Поезд ехал сонно; как нам тогда казалось, медленно даже по российским меркам, а по факту скорее на уровне средне-РЖДшных скоростей: 60 километров за час-двадцать. Всё вдоль Мудани - с маньчжурского название этой реки масштабов Клязьмы (700км длины, 181 м³/с расхода воды) переводится как Извилистая, китайцы адаптировали его на свой слух как Пионовая, ну а для русских, если бы "проект Желтороссия" взлетел, она наверное стала бы Мутной. Но самое верное название всё же маньчжурское - первый раз мы переехали Мудань уже на окраине города, а дальше я сбился со счёта:
На полдороги - городок Нинъань (70 тыс. жителей), он же - маньчжурская Нингута, он же - Нюлгуцкий городок в тылу речной войны, развернувшейся в 17 веке между Медведем и Драконом. Ведь в том же 1644 году, когда маньчжурская династия Цин утвердилась в Пекине, первые казаки из Якутска перелезли Становой хребет и спустились по левым притокам к Амуру. Однако экспедиции Василия Пояркова, Ерофея Хабарова, Онуфрия Степанова встретили там уже не таёжных туземцев, а земледельцев с укреплёнными сёлами, огнестрельным оружием и угрозами нажаловаться сюзерену.
Но казаки нашли изящный выход - построив флотилию, жить прямо на реке, кочевать вдоль неё, собирая ясак, а зимой окапываться в удобном для обороны месте. Иногда они ловили и отсылали в Якутск китайцев - в основном маньчжурских пленников из "Никанского царства", как называли тогда южные провинции, продолжавшие сопротивляться Цинам. Со слов первого из них, записанного как Кабышейка, в 1652 году казаки узнали о Нюлгуцком городке.

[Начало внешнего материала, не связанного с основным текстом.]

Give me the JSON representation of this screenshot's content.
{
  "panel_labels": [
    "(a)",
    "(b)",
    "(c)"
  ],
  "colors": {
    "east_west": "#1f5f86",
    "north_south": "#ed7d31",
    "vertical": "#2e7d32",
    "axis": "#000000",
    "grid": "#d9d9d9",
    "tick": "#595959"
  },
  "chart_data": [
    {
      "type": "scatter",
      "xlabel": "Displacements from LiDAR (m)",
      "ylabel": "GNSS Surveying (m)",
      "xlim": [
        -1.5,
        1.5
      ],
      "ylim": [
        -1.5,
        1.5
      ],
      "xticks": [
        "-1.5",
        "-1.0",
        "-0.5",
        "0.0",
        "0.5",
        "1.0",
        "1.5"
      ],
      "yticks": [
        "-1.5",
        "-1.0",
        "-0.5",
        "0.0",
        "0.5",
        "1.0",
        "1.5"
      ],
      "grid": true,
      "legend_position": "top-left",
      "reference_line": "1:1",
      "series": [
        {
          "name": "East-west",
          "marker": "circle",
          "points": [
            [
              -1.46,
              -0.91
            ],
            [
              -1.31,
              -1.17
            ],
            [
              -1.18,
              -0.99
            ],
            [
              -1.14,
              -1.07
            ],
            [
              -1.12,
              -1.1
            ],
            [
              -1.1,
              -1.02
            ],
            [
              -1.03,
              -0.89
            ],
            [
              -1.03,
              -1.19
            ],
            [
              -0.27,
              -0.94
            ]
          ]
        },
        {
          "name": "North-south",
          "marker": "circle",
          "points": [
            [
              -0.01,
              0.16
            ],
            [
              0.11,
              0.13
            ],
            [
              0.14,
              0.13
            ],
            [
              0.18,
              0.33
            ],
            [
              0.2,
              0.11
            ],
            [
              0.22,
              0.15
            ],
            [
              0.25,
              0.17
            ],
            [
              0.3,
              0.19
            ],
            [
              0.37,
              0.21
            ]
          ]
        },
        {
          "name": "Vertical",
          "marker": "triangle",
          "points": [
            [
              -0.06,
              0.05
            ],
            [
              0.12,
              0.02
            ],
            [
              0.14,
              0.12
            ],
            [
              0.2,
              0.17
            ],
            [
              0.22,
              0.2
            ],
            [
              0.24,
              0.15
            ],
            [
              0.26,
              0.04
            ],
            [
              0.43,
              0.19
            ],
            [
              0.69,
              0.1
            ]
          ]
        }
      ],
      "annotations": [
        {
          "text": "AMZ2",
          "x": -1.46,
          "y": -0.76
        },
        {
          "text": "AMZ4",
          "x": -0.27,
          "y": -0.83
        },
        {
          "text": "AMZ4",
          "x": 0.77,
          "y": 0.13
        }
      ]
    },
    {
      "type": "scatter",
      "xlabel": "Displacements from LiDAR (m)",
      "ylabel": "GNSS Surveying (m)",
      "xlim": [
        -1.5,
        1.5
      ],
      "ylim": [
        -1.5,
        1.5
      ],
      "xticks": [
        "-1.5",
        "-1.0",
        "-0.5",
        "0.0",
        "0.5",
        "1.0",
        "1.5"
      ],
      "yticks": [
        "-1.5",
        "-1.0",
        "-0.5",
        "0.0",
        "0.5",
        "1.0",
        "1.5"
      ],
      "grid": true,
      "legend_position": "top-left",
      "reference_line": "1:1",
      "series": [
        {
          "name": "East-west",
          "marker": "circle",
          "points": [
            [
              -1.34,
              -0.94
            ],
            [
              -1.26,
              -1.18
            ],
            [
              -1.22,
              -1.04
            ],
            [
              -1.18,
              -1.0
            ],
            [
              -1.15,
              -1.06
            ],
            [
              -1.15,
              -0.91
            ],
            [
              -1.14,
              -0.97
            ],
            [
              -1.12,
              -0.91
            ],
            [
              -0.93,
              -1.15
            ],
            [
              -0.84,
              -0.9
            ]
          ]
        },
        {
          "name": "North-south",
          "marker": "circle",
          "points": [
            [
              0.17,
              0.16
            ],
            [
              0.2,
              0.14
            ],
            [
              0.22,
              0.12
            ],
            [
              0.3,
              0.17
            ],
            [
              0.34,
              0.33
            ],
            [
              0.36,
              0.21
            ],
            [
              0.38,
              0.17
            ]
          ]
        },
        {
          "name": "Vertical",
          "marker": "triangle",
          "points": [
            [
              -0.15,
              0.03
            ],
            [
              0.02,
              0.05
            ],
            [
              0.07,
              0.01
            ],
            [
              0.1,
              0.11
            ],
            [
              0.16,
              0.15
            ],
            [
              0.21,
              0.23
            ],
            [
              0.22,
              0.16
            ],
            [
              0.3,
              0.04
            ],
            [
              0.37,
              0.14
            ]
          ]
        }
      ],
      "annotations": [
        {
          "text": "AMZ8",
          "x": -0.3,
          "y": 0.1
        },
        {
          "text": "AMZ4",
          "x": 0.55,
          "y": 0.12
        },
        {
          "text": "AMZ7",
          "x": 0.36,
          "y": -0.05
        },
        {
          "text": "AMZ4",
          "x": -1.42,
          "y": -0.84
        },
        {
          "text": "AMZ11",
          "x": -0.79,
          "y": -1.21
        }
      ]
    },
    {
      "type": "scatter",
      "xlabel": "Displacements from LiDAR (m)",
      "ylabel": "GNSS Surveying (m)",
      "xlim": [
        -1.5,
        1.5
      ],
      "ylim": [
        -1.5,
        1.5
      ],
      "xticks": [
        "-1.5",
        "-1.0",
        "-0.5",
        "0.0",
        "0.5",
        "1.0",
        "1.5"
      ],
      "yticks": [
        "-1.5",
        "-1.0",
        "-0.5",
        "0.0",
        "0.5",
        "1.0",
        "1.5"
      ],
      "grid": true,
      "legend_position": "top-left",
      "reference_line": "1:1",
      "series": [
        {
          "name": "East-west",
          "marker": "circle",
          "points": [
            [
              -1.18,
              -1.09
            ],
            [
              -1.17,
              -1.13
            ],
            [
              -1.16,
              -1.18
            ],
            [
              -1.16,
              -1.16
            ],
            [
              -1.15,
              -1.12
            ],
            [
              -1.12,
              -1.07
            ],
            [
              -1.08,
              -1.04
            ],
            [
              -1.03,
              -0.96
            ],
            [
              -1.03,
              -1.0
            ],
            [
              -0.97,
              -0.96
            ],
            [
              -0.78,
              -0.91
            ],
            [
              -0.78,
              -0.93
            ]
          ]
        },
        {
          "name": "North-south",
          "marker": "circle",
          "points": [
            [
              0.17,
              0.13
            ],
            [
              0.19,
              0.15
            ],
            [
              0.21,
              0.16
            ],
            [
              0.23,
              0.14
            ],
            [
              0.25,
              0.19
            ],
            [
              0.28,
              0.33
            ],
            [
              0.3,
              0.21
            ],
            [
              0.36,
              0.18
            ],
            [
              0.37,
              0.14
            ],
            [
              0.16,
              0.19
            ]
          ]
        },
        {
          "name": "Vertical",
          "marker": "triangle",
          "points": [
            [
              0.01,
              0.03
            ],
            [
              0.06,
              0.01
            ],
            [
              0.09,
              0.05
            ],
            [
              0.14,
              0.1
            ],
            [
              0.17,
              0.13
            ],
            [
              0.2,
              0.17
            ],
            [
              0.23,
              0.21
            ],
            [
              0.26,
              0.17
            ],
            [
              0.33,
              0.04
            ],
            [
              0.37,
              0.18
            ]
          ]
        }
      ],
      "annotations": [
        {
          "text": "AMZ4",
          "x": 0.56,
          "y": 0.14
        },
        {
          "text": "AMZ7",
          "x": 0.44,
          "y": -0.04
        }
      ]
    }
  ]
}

Тем временем в Пекине хватались за голову: китайцы вообще плохо переносят всё, к чему жизнь их не готовила, а кто же знал, что буквально из таёжного небытия на задний двор к маньчжурам явится воинственный народ?! Армия в ту глухомань просто не продралась бы, а потому назначенный спасать Приамурье полководец Шархуда, чьи части в 1644 первыми входили в Пекин, экстренно занялся созданием речного флота.
Происходил он из клана Гувалгия племени сувань, чьей вотчиной считались обжитые верховья Мудани, упрятанные в Маньчжурию достаточно глубоко, чтобы у врага не было ни малейшего шанса туда прорваться. В 1658 году корабли Шархуды подстерегли струги Степанова близ устья Сунгари и в скоротечной битве перебили артиллерией большую часть отряда да взяли груз ясака, трофейные пушки и сотню пленённых чужаками туземок.
Позже и в борьбе за Албазин Нюлгуцкий городок превращалась в этакий анти-Нерчинск, где маньчжурские войска формировались да грузились на суда. В мирное время же обласканная вниманием пекинского двра и безопасная Нингута оставалась центром высокой китайской культуры в Маньчжурии - вплоть до первого в Хэйлунцзяне поэтического "Общества Семи сынов"... Словно о былой славе маньчжур напоминает юрта на речном фасаде Нинъаня:
И я бы заехал сюда, да только к нынешнему городу это всё не имеет отношения: первой спешной базой Шархуды стали руины бохайской столицы, а в 1666 году его сын Бахай (вот совпадение!) перебрался на реку Хайлинь (на западе примерно в равностороннем треугольнике с Муданьцзяном и нынешней Нинъанем), где о том напоминает теперь только памятный знак.
Уже в 1676 Нингуту понизили в статусе (грубо говоря - из губернского в уездный), а с окончательным урегулированием границы в 1720-х годах она превратилась в захолустье, место неофициальной ссылки для чиновников Цин. Когда и как Нинъан оказался на нынешнем месте - увы, в машинных переводах с китайского я так и не смог найти.
Но - точно задолго до железных дорог: дальше на набережной стоят павильон и башенка (1882), а где-то может быть ещё цела кумирня, в 1901-12 годах служившая православным храмом русского гарнизона.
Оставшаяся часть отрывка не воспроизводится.